Friday, March 29, 2019

Q&A with Kristin Fields


Kristin Fields is the author of the new novel A Lily in the Light. She grew up in Queens and lives in Brooklyn.

Q: Why did you decide to focus this novel around a child abduction and its repercussions?

A: The only thing I ever know about my novels when I first start writing is the title and one or two facts about the story. With A Lily in the Light, I knew Esme was a ballet dancer and that something had happened to her little sister.

Around this time, I stumbled on Emma Donoghue’s Room. As I was reading, I kept wondering what Jack and Ma’s family were doing in the years between when Ma went missing and when she was found. That was when I made the choice to tell the story from Esme’s perspective instead of Lily’s.

Q: Why did you choose dance as a focal point of the novel?

A: Shortly after graduating college, I took dance classes for the first time. It started with belly dance, then Zumba, ballroom dancing, and ballet.

When I think back to that time in my life, it’s defined by the time I spent in the studio and the friends I made there - despite the many changes happening outside the studio. My parents sold our childhood home of 30 years. My parents and siblings moved out of state. I got married and we moved from Queens to Brooklyn.

There was a lot of change very quickly, punctuated simultaneously by both excitement and loss, and perhaps that’s where A Lily in the Light came from subconsciously. Dance and loss were so linked at that time. 
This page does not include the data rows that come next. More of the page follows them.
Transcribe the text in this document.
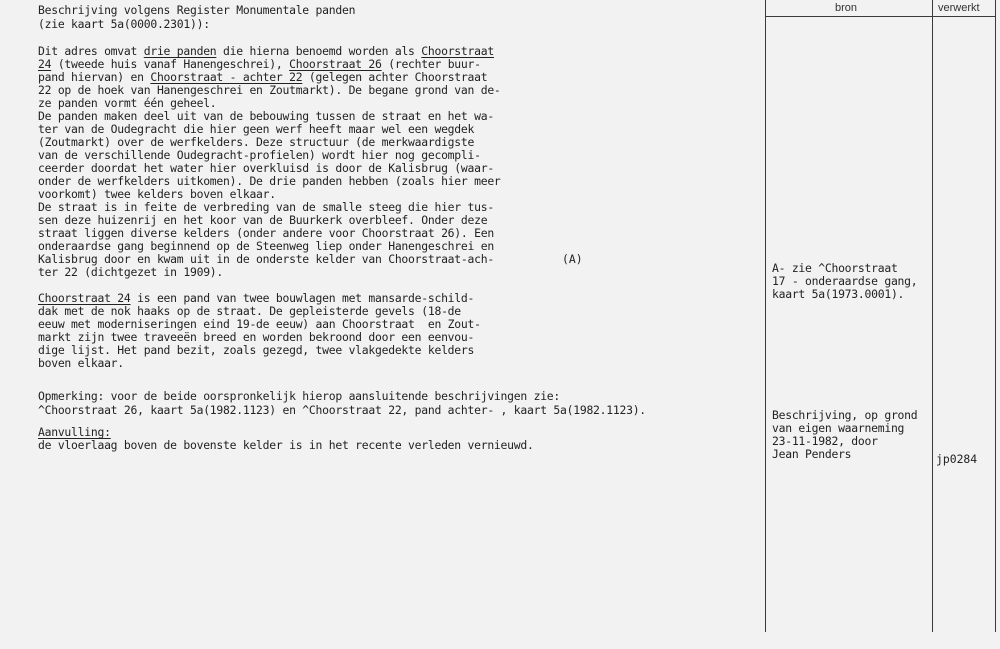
bron	verwerkt
Beschrijving volgens Register Monumentale panden
(zie kaart 5a(0000.2301)):
Dit adres omvat drie panden die hierna benoemd worden als Choorstraat
24 (tweede huis vanaf Hanengeschrei), Choorstraat 26 (rechter buur-
pand hiervan) en Choorstraat - achter 22 (gelegen achter Choorstraat
22 op de hoek van Hanengeschrei en Zoutmarkt). De begane grond van de-
ze panden vormt één geheel.
De panden maken deel uit van de bebouwing tussen de straat en het wa-
ter van de Oudegracht die hier geen werf heeft maar wel een wegdek
(Zoutmarkt) over de werfkelders. Deze structuur (de merkwaardigste
van de verschillende Oudegracht-profielen) wordt hier nog gecompli-
ceerder doordat het water hier overkluisd is door de Kalisbrug (waar-
onder de werfkelders uitkomen). De drie panden hebben (zoals hier meer
voorkomt) twee kelders boven elkaar.
De straat is in feite de verbreding van de smalle steeg die hier tus-
sen deze huizenrij en het koor van de Buurkerk overbleef. Onder deze
straat liggen diverse kelders (onder andere voor Choorstraat 26). Een
onderaardse gang beginnend op de Steenweg liep onder Hanengeschrei en
Kalisbrug door en kwam uit in de onderste kelder van Choorstraat-ach-
ter 22 (dichtgezet in 1909).
Choorstraat 24 is een pand van twee bouwlagen met mansarde-schild-
dak met de nok haaks op de straat. De gepleisterde gevels (18-de
eeuw met moderniseringen eind 19-de eeuw) aan Choorstraat  en Zout-
markt zijn twee traveeën breed en worden bekroond door een eenvou-
dige lijst. Het pand bezit, zoals gezegd, twee vlakgedekte kelders
boven elkaar.
Opmerking: voor de beide oorspronkelijk hierop aansluitende beschrijvingen zie:
^Choorstraat 26, kaart 5a(1982.1123) en ^Choorstraat 22, pand achter- , kaart 5a(1982.1123).
Aanvulling:
de vloerlaag boven de bovenste kelder is in het recente verleden vernieuwd.
(A)
A- zie ^Choorstraat
17 - onderaardse gang,
kaart 5a(1973.0001).
Beschrijving, op grond
van eigen waarneming
23-11-1982, door
Jean Penders	jp0284
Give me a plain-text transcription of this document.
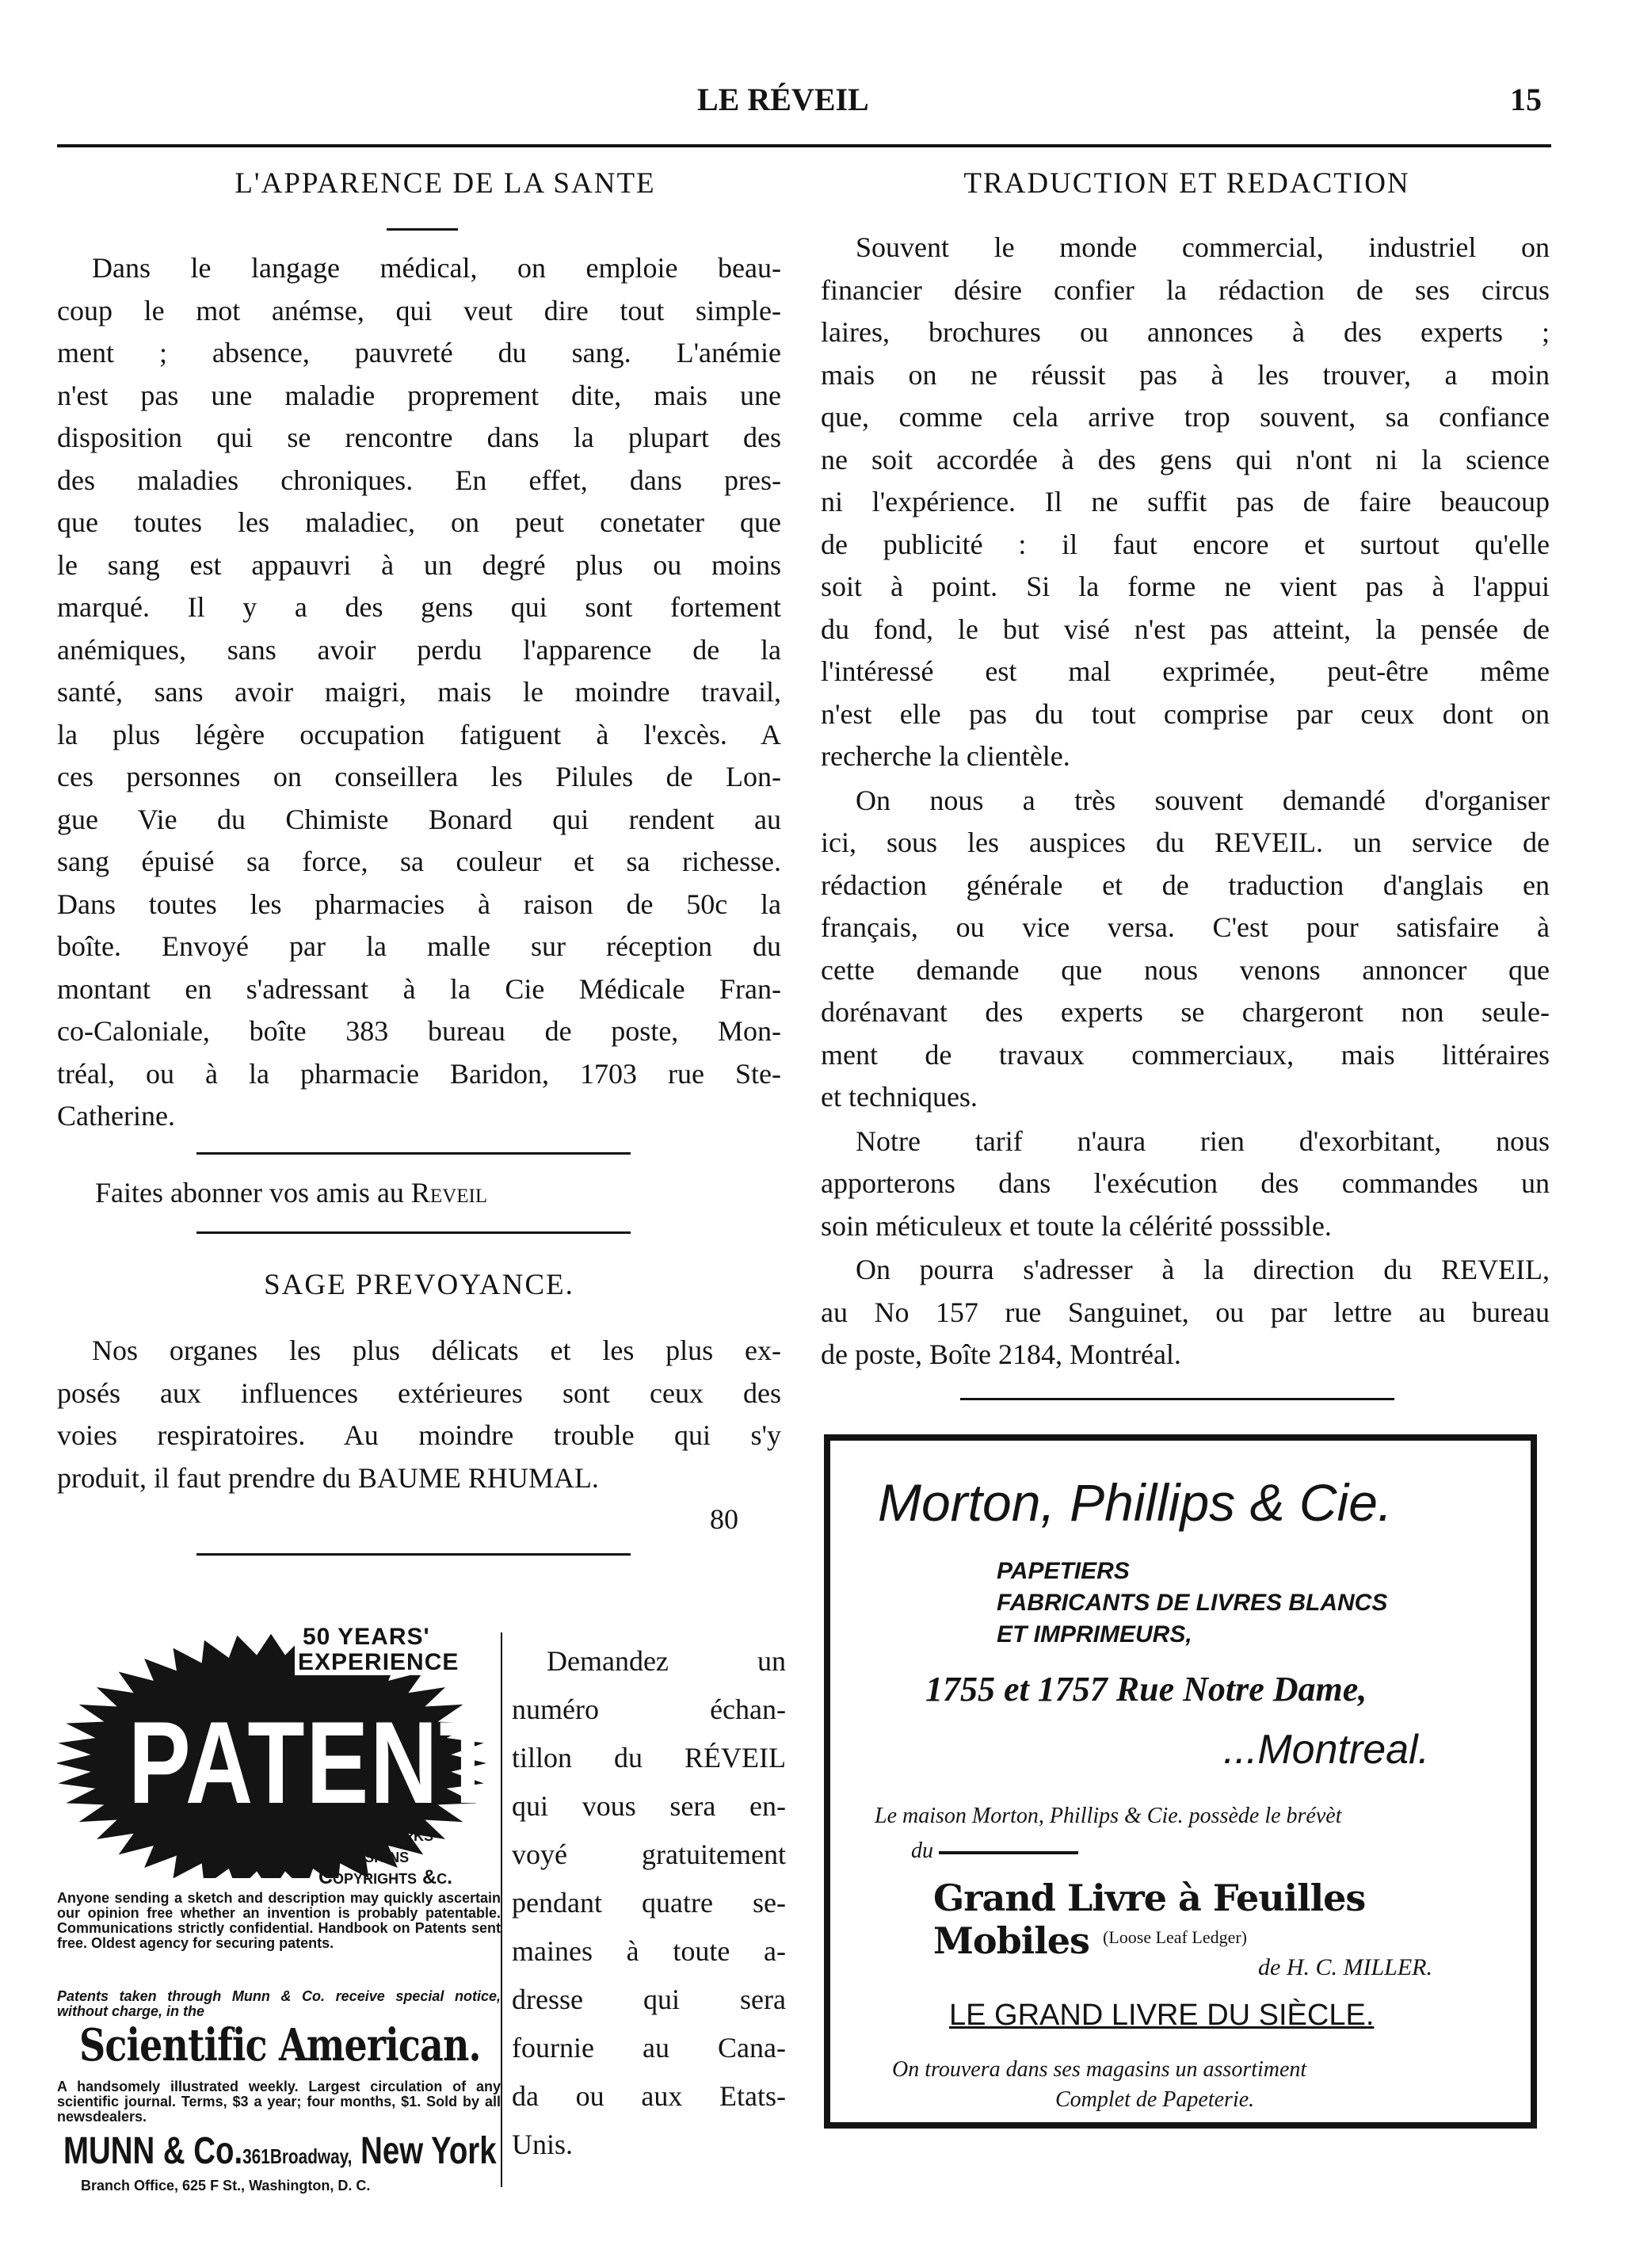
LE RÉVEIL	15
L'APPARENCE DE LA SANTE
Dans le langage médical, on emploie beau-
coup le mot anémse, qui veut dire tout simple-
ment ; absence, pauvreté du sang. L'anémie
n'est pas une maladie proprement dite, mais une
disposition qui se rencontre dans la plupart des
des maladies chroniques. En effet, dans pres-
que toutes les maladiec, on peut conetater que
le sang est appauvri à un degré plus ou moins
marqué. Il y a des gens qui sont fortement
anémiques, sans avoir perdu l'apparence de la
santé, sans avoir maigri, mais le moindre travail,
la plus légère occupation fatiguent à l'excès. A
ces personnes on conseillera les Pilules de Lon-
gue Vie du Chimiste Bonard qui rendent au
sang épuisé sa force, sa couleur et sa richesse.
Dans toutes les pharmacies à raison de 50c la
boîte. Envoyé par la malle sur réception du
montant en s'adressant à la Cie Médicale Fran-
co-Caloniale, boîte 383 bureau de poste, Mon-
tréal, ou à la pharmacie Baridon, 1703 rue Ste-
Catherine.
Faites abonner vos amis au Reveil
SAGE PREVOYANCE.
Nos organes les plus délicats et les plus ex-
posés aux influences extérieures sont ceux des
voies respiratoires. Au moindre trouble qui s'y
produit, il faut prendre du BAUME RHUMAL.
80
50 YEARS'
EXPERIENCE
PATENTS
Trade Marks
Designs
Copyrights &c.
Anyone sending a sketch and description may quickly ascertain our opinion free whether an invention is probably patentable. Communications strictly confidential. Handbook on Patents sent free. Oldest agency for securing patents.
Patents taken through Munn & Co. receive special notice, without charge, in the
Scientific American.
A handsomely illustrated weekly. Largest circulation of any scientific journal. Terms, $3 a year; four months, $1. Sold by all newsdealers.
MUNN & Co.361Broadway, New York
Branch Office, 625 F St., Washington, D. C.
Demandez un
numéro échan-
tillon du RÉVEIL
qui vous sera en-
voyé gratuitement
pendant quatre se-
maines à toute a-
dresse qui sera
fournie au Cana-
da ou aux Etats-
Unis.
TRADUCTION ET REDACTION
Souvent le monde commercial, industriel on
financier désire confier la rédaction de ses circus
laires, brochures ou annonces à des experts ;
mais on ne réussit pas à les trouver, a moin
que, comme cela arrive trop souvent, sa confiance
ne soit accordée à des gens qui n'ont ni la science
ni l'expérience. Il ne suffit pas de faire beaucoup
de publicité : il faut encore et surtout qu'elle
soit à point. Si la forme ne vient pas à l'appui
du fond, le but visé n'est pas atteint, la pensée de
l'intéressé est mal exprimée, peut-être même
n'est elle pas du tout comprise par ceux dont on
recherche la clientèle.
On nous a très souvent demandé d'organiser
ici, sous les auspices du REVEIL. un service de
rédaction générale et de traduction d'anglais en
français, ou vice versa. C'est pour satisfaire à
cette demande que nous venons annoncer que
dorénavant des experts se chargeront non seule-
ment de travaux commerciaux, mais littéraires
et techniques.
Notre tarif n'aura rien d'exorbitant, nous
apporterons dans l'exécution des commandes un
soin méticuleux et toute la célérité posssible.
On pourra s'adresser à la direction du REVEIL,
au No 157 rue Sanguinet, ou par lettre au bureau
de poste, Boîte 2184, Montréal.
Morton, Phillips & Cie.
PAPETIERS
FABRICANTS DE LIVRES BLANCS
ET IMPRIMEURS,
1755 et 1757 Rue Notre Dame,
...Montreal.
Le maison Morton, Phillips & Cie. possède le brévèt
du
Grand Livre à Feuilles Mobiles (Loose Leaf Ledger)
de H. C. MILLER.
LE GRAND LIVRE DU SIÈCLE.
On trouvera dans ses magasins un assortiment
Complet de Papeterie.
I knew from the very beginning that dance was essential to Esme - I couldn’t write her without it. Learning more about ballet was one of the most enjoyable parts of writing this story. I went to ballets in New York City and one in Paris at the Palais Garnier, read bios of professional dancers from different time periods, tried a few more ballet classes, and little by little I found Esme. Dance, in many ways, was her voice.

Q: Did you know how the novel would end before you started writing it, or did you change things around along the way?

A: Early in the writing process, I thought the story would end where part two does now, but my fabulous editor convinced me that there was still a piece of the story to be explored, and hence, part three was born. I knew right away that she was right because I saw a lot of images and was jotting down notes everywhere before she and I were even off our call.

Q: Who are some of your favorite writers?

A: There are so many...I recently read and loved Where the Crawdads Sing by Delia Owens. I’ve read The Great Gatsby at least 11 times. Alice Hoffman’s Here on Earth was the first book I ever checked out from the grown-up section of the library and I read everything of hers after that.

I’m a huge fan of Celeste Ng, Sue Monk Kidd, a good Jodi Picoult or JoJo Moyes every so often, and I’m always looking for those voices that make me love reading all over again and set new writing goals for my own. A History of Wolves by Emily Fridlund and The Immortalists by Chloe Benjamin had that very impact recently.

Q: What are you working on now?

A: I’m working on a new novel, February Blue (working title), about a group of cousins introduced to drugs and the impact it has on their family and community.

It’s a coming of age for 13-year-old Gia as she watches her brother battle addiction, a period piece set in the 1960s/early ‘70s, and I’m having fun toying with Gia’s relationship to the natural world even though the novel is set in Queens (again! I can’t escape it.).

I’m also working on a memoir called 21 Keys and Counting. While I was writing A Lily in the Light, there was a huge fire in our building. We stayed in a total of 24 places during the 10 months it took to rebuild. Each one taught us something different about home.

Q: Anything else we should know?

A: One of the pieces I read during my research for A Lily in the Light was Jaycee Dugard’s A Stolen Life. Jaycee was kidnapped in 1991 and held captive for 18 years before she escaped. Today, she has a foundation to help families reunite after periods of separation. It’s called The JAYC Foundation and I’m a huge fan.